Turkeys have been a symbol of thanksgiving and abundance long before the Pilgrim’s ”first meal” in 1621 with the Native Americans.
Native American Indians view the turkey as a both a symbol of abundance and fertility. The turkey was the guest of honor (sacrificial, that is) in various fertility and gratitude ceremonies. The Creek tribes still practice the turkey dance during its annual fire festivals. The feathers of turkeys are also used in rituals.
The turkey was thought to be sacred to ancient Mexican cultures. The Aztecs, Mayans and Toltecs viewed the turkey as a “jeweled bird” and also referred to it as the “Great Xolotl.” Male turkeys were honored for it’s beauty and essence of cocky pride.
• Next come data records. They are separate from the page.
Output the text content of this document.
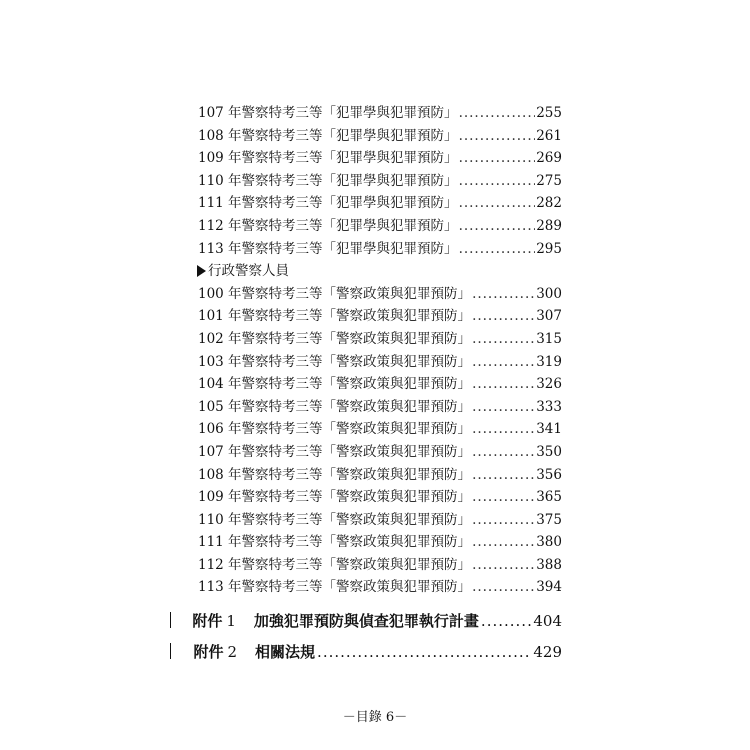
107 年警察特考三等「犯罪學與犯罪預防」 .....	255
108 年警察特考三等「犯罪學與犯罪預防」 .....	261
109 年警察特考三等「犯罪學與犯罪預防」 .....	269
110 年警察特考三等「犯罪學與犯罪預防」 .....	275
111 年警察特考三等「犯罪學與犯罪預防」 .....	282
112 年警察特考三等「犯罪學與犯罪預防」 .....	289
113 年警察特考三等「犯罪學與犯罪預防」 .....	295
行政警察人員
100 年警察特考三等「警察政策與犯罪預防」 .....	300
101 年警察特考三等「警察政策與犯罪預防」 .....	307
102 年警察特考三等「警察政策與犯罪預防」 .....	315
103 年警察特考三等「警察政策與犯罪預防」 .....	319
104 年警察特考三等「警察政策與犯罪預防」 .....	326
105 年警察特考三等「警察政策與犯罪預防」 .....	333
106 年警察特考三等「警察政策與犯罪預防」 .....	341
107 年警察特考三等「警察政策與犯罪預防」 .....	350
108 年警察特考三等「警察政策與犯罪預防」 .....	356
109 年警察特考三等「警察政策與犯罪預防」 .....	365
110 年警察特考三等「警察政策與犯罪預防」 .....	375
111 年警察特考三等「警察政策與犯罪預防」 .....	380
112 年警察特考三等「警察政策與犯罪預防」 .....	388
113 年警察特考三等「警察政策與犯罪預防」 .....	394
附件 1 加強犯罪預防與偵查犯罪執行計畫 .....	404
附件 2 相關法規 .....	429
－目錄 6－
Turkeys (like the peacock) give clear signs of agitation prior to poor weather conditions This is often seen by primitive cultures as a symbol of foretelling.
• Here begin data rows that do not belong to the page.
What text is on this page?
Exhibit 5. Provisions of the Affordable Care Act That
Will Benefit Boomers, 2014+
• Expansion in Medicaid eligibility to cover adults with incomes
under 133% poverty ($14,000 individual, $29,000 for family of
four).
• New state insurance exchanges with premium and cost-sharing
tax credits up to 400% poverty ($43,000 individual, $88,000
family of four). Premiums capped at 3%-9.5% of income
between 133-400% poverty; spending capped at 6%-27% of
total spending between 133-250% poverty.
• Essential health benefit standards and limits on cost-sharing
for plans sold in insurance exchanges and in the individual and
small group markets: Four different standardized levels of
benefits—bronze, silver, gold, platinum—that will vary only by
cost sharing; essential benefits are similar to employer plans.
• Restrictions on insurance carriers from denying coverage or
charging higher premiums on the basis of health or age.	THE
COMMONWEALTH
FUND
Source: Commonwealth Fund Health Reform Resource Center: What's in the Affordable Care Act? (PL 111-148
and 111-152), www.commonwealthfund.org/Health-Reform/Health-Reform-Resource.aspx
Turkeys are at their peak of power in the autumn months. As fall season animals, turkeys are also symbolic of:
- new beginnings
The turkey is also a symbol for male virility and pride. This isn’t surprising when we observe male turkeys in the wild. They are quite noble looking as the strut & fan their impressive plumage for all to see.
When the turkey visits us it is a sign that we must be mindful of the blessings bestowed upon us each day. Further, it is a message to express our strength and brilliance - it’s time to show our own plumage and reveal true selves.